The use of transects to capture spatial patterning of vegetation across landscapes is common in ecology. Many have used transect data to analyze spatial patterning of heterogeneous vegetation, but such data can be misinterpreted. To help minimize these problems, Guo and Kelly (2004) recommend doing more than one quadrat variance test to insure correct interpretation of patch or gap size, and we have done so. While the transect method allowed us to capture much of the spatial heterogeneity across the forest here, we were constrained in our spatial analysis by the orientation of the park: we covered the forests with north-south oriented transects, and only one of the transects had sufficient length to perform all of the analyses that we performed here.

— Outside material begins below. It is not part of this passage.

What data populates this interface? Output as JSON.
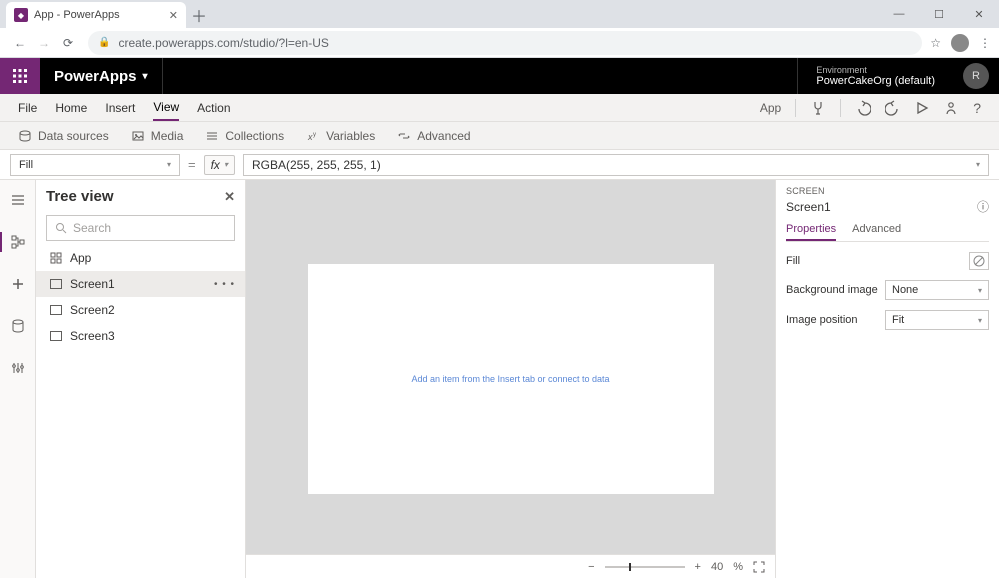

Still, we are confident that these analyses capture the important spatial patterns across the park.

As with any forest pathogen, P. ramorum exists in the context of biotic and abiotic factors that may affect its distribution. In structurally heterogeneous forests, humidity and temperature may influence local abundance and infectivity of this pathogen (Garbelotto et al. 2003; Condeso and Meentemeyer 2007). The distribution of host species may also constrain or facilitate the spread of P. ramorum. Bay laurel foliar infections may provide a major source of inoculum in these forests (Davidson et al. 2002; Kelly and Meentemeyer 2002; Swiecki and Bernhardt 2002; Davidson et al. 2005; Condeso and Meentemeyer 2007). However, the broad host range of P. ramorum suggests that a number of other species may serve as sources of spore production. Further, bay laurel has not been consistently found associated with infected oaks (Maloney et al. 2005; Condeso and Meentemeyer 2007).

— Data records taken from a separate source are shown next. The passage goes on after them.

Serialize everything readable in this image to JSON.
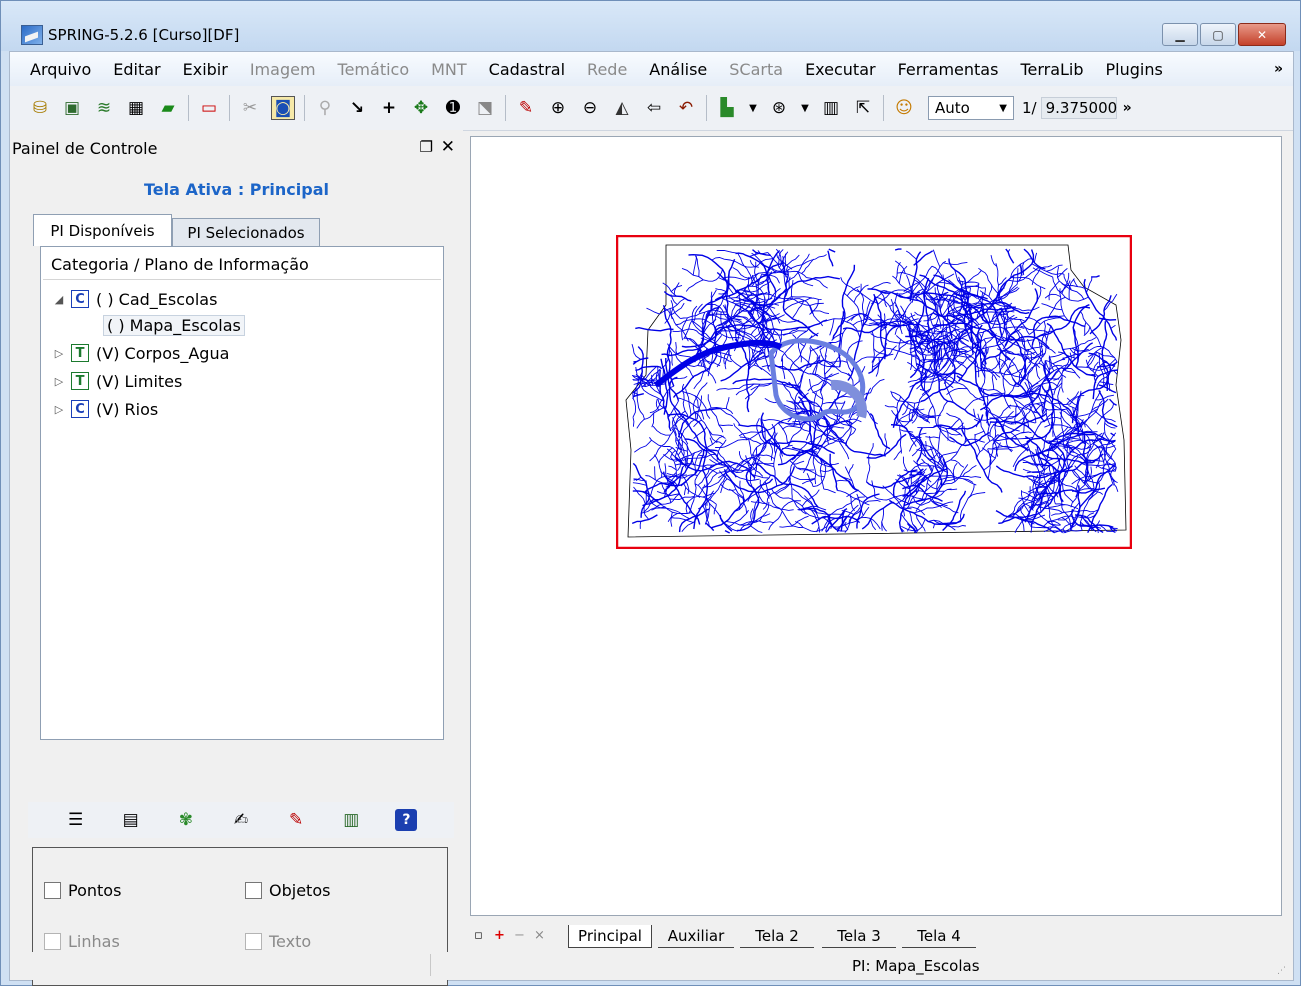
{
  "window": {
    "title": "SPRING-5.2.6 [Curso][DF]"
  },
  "menu": [
    {
      "label": "Arquivo",
      "enabled": true
    },
    {
      "label": "Editar",
      "enabled": true
    },
    {
      "label": "Exibir",
      "enabled": true
    },
    {
      "label": "Imagem",
      "enabled": false
    },
    {
      "label": "Temático",
      "enabled": false
    },
    {
      "label": "MNT",
      "enabled": false
    },
    {
      "label": "Cadastral",
      "enabled": true
    },
    {
      "label": "Rede",
      "enabled": false
    },
    {
      "label": "Análise",
      "enabled": true
    },
    {
      "label": "SCarta",
      "enabled": false
    },
    {
      "label": "Executar",
      "enabled": true
    },
    {
      "label": "Ferramentas",
      "enabled": true
    },
    {
      "label": "TerraLib",
      "enabled": true
    },
    {
      "label": "Plugins",
      "enabled": true
    }
  ],
  "menu_more": "»",
  "toolbar": {
    "auto_value": "Auto",
    "scale_prefix": "1/",
    "scale_value": "9.375000",
    "more": "»"
  },
  "panel": {
    "title": "Painel de Controle",
    "active_screen": "Tela Ativa : Principal",
    "tabs": [
      "PI Disponíveis",
      "PI Selecionados"
    ],
    "tree_header": "Categoria / Plano de Informação",
    "tree": [
      {
        "badge": "C",
        "label": "( ) Cad_Escolas",
        "expander": "◢"
      },
      {
        "badge": "",
        "label": "( ) Mapa_Escolas",
        "expander": ""
      },
      {
        "badge": "T",
        "label": "(V) Corpos_Agua",
        "expander": "▷"
      },
      {
        "badge": "T",
        "label": "(V) Limites",
        "expander": "▷"
      },
      {
        "badge": "C",
        "label": "(V) Rios",
        "expander": "▷"
      }
    ],
    "checkboxes": {
      "pontos": "Pontos",
      "objetos": "Objetos",
      "linhas": "Linhas",
      "texto": "Texto"
    }
  },
  "bottom_tabs": [
    "Principal",
    "Auxiliar",
    "Tela 2",
    "Tela 3",
    "Tela 4"
  ],
  "status": {
    "pi": "PI: Mapa_Escolas"
  },
  "colors": {
    "rivers": "#0000e6",
    "frame": "#e8000f",
    "lake": "#7f8fdc",
    "active_label": "#1c65c8"
  }
}
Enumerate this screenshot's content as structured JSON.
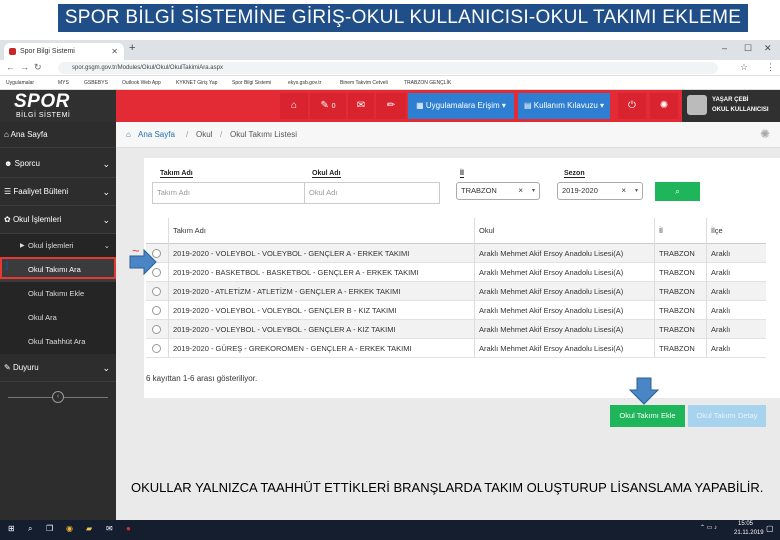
{
  "slide_title": "SPOR BİLGİ SİSTEMİNE GİRİŞ-OKUL KULLANICISI-OKUL TAKIMI EKLEME",
  "browser": {
    "tab_title": "Spor Bilgi Sistemi",
    "url": "spor.gsgm.gov.tr/Modules/Okul/Okul/OkulTakimiAra.aspx",
    "bookmarks": [
      "Uygulamalar",
      "MYS",
      "GSBEBYS",
      "Outlook Web App",
      "KYKNET Giriş Yap",
      "Spor Bilgi Sistemi",
      "ekys.gsb.gov.tr",
      "Binem Takvim Cetveli",
      "TRABZON GENÇLİK"
    ]
  },
  "header": {
    "logo_main": "SPOR",
    "logo_sub": "BİLGİ SİSTEMİ",
    "badge_count": "0",
    "apps_label": "Uygulamalara Erişim",
    "guide_label": "Kullanım Kılavuzu",
    "user_name": "YAŞAR ÇEBİ",
    "user_role": "OKUL KULLANICISI"
  },
  "sidebar": {
    "items": [
      {
        "label": "Ana Sayfa"
      },
      {
        "label": "Sporcu"
      },
      {
        "label": "Faaliyet Bülteni"
      },
      {
        "label": "Okul İşlemleri"
      }
    ],
    "sub_items": [
      {
        "label": "Okul İşlemleri"
      },
      {
        "label": "Okul Takımı Ara"
      },
      {
        "label": "Okul Takımı Ekle"
      },
      {
        "label": "Okul Ara"
      },
      {
        "label": "Okul Taahhüt Ara"
      }
    ],
    "duyuru": "Duyuru"
  },
  "breadcrumb": {
    "home": "Ana Sayfa",
    "level1": "Okul",
    "level2": "Okul Takımı Listesi"
  },
  "filters": {
    "team_label": "Takım Adı",
    "team_placeholder": "Takım Adı",
    "school_label": "Okul Adı",
    "school_placeholder": "Okul Adı",
    "city_label": "İl",
    "city_value": "TRABZON",
    "season_label": "Sezon",
    "season_value": "2019-2020"
  },
  "table": {
    "headers": [
      "Takım Adı",
      "Okul",
      "İl",
      "İlçe"
    ],
    "rows": [
      [
        "2019-2020 - VOLEYBOL - VOLEYBOL - GENÇLER A - ERKEK TAKIMI",
        "Araklı Mehmet Akif Ersoy Anadolu Lisesi(A)",
        "TRABZON",
        "Araklı"
      ],
      [
        "2019-2020 - BASKETBOL - BASKETBOL - GENÇLER A - ERKEK TAKIMI",
        "Araklı Mehmet Akif Ersoy Anadolu Lisesi(A)",
        "TRABZON",
        "Araklı"
      ],
      [
        "2019-2020 - ATLETİZM - ATLETİZM - GENÇLER A - ERKEK TAKIMI",
        "Araklı Mehmet Akif Ersoy Anadolu Lisesi(A)",
        "TRABZON",
        "Araklı"
      ],
      [
        "2019-2020 - VOLEYBOL - VOLEYBOL - GENÇLER B - KIZ TAKIMI",
        "Araklı Mehmet Akif Ersoy Anadolu Lisesi(A)",
        "TRABZON",
        "Araklı"
      ],
      [
        "2019-2020 - VOLEYBOL - VOLEYBOL - GENÇLER A - KIZ TAKIMI",
        "Araklı Mehmet Akif Ersoy Anadolu Lisesi(A)",
        "TRABZON",
        "Araklı"
      ],
      [
        "2019-2020 - GÜREŞ - GREKOROMEN - GENÇLER A - ERKEK TAKIMI",
        "Araklı Mehmet Akif Ersoy Anadolu Lisesi(A)",
        "TRABZON",
        "Araklı"
      ]
    ],
    "footer": "6 kayıttan 1-6 arası gösteriliyor."
  },
  "actions": {
    "add_label": "Okul Takımı Ekle",
    "disabled_label": "Okul Takımı Detay"
  },
  "annotations": {
    "marker_number": "1",
    "arrow_color": "#4a86c5",
    "highlight_color": "#e53935"
  },
  "note": "OKULLAR YALNIZCA TAAHHÜT ETTİKLERİ BRANŞLARDA TAKIM OLUŞTURUP LİSANSLAMA YAPABİLİR.",
  "taskbar": {
    "time": "15:05",
    "date": "21.11.2019"
  },
  "colors": {
    "brand_red": "#e32b36",
    "sidebar_dark": "#2d2d2d",
    "success_green": "#1fb55a",
    "title_blue": "#1f4e89"
  }
}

In conclusion, this paper reports on spatial and temporal patterning of symptoms associated with sudden oak death across landscape scales (hundreds of meters) in China Camp State Park, CA, USA. We quantify the clustering of dead trees across the landscape, and then investigate the relationship between disease symptoms and dead trees through space and time. We show that earlier in the course of the epidemic, overstory mortality shows a strong clustered pattern at about 300 m. Three years later there are more dead trees, but the clustering is less pronounced. We suggest that the temporal symptom progression documented elsewhere (e.g., in McPherson et al. 2005) has important spatial implications: we show that bleeding occurs early, separate from dead trees, that beetle-attacked trees exist throughout the forest, and that Hypoxylon is strongly related to tree mortality in space. This conclusion is consistent with a pattern of aggregated disease establishment followed by outward expansion of new infections. The fact that the spatial distribution of trees displaying bleeding shows more variation in 2004 than in 2001 suggests that continuing infections of new trees is occurring in sites where infected trees were less abundant.